Ten feet above the roadway, a tree branch flies past. Not a twig, not a few leaves, an entire, mature branch. I see a sign for an exit one kilometer distant.
But then the rain comes. It is so heavy that you cannot distinguish drops. It’s as if someone is dumping out a bucket from the sky. The volume of water is so great that the curtain of white lightning ahead is extinguished.
Ten miles an hour, five… I inch the car toward the promised exit. Cars have pulled over onto the shoulder, but I want to get into a building, where the wind can’t pick me up and toss me away like a rag doll.
The rain relents, then stops. Good news, yes, but the surrounding sky is now black, green… and yellow and white with constant discharges of thunderbolts. The wind screams.
At last I make the exit. Down the ramp and into a parking lot full of rocking vehicles. A Tim Horton’s donut shop.
I put my shoulder into the car door to open it. I step outside. The wind slams the door shut.
I can hear nothing as I bend into the fury and cross the lot. I stagger, almost lose my balance.
At last I am inside… Where is everybody?
At the back of the shop, employees and customers. White-faced. They are as far away as possible from the big picture windows. Someone beckons me to join them.
Later I read that the funnel touched down about three miles away from us. And headed the other way.
July:
It’s late and I have the munchies. On my walk back to my hotel in Ottawa I decide to spring for a slice at Pizza Pizza. It’s about midnight.
As I am pointing to the slice I want, a scream. Yelling.
Something has happened outside.
The clerk and I go out the door.
A junkie chick is wailing, a man with a backpack is squatting. Before the pair, prone on the pavement, a man.

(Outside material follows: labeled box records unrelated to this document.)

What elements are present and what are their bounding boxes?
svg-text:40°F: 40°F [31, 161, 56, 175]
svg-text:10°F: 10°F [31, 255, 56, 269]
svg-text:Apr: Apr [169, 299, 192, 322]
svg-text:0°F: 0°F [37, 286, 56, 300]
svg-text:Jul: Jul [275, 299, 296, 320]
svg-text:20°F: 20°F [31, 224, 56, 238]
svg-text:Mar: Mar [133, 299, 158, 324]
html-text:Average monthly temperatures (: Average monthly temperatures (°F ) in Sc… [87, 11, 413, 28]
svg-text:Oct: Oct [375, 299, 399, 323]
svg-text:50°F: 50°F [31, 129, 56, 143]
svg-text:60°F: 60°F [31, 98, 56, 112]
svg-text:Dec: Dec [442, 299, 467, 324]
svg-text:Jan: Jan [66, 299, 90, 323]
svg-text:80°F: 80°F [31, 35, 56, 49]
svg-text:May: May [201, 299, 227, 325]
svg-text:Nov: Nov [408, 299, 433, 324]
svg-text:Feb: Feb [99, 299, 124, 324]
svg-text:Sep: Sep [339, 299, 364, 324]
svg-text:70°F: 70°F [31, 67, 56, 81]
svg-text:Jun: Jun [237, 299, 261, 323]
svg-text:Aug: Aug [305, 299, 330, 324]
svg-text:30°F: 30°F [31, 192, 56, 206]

He is bald, in his late twenties. His shirt begins to swell slightly, then it wells out. Blood. Lots of it.
“Stabbed,” the clerk says.
The crouching figures gently presses his hand on the reddening shirt, as if to staunch the flow. Hopeless.
I take a step forward. There is an open wound in his neck, too. The man is soundless.
A cop car, then another. Sirens. More cops, paramedics, ambulance.
One cop tells us not to leave the scene. He herds us, strangely, even closer to the body as the medics whale away at the victim’s chest in an effort to revive him. We all stand together in a blizzard of police misery lights… blue, red, white, yellow, red, blue…
The man dies.
He is strapped on a gurney and wheeled away.
The police question us. The clerk, who is known to the police (there are drunken late-night brawls at Pizza Pizza every now and then), at last convinces Ottawa’s finest that neither of us could be the assailant nor could have seen the assailant. I was ordering a slice at the time of the incident, inside the shop.
Back in my hotel room, sitting on the bed. I look down.
I get up and go into the bathroom to wash the blood off my sneakers.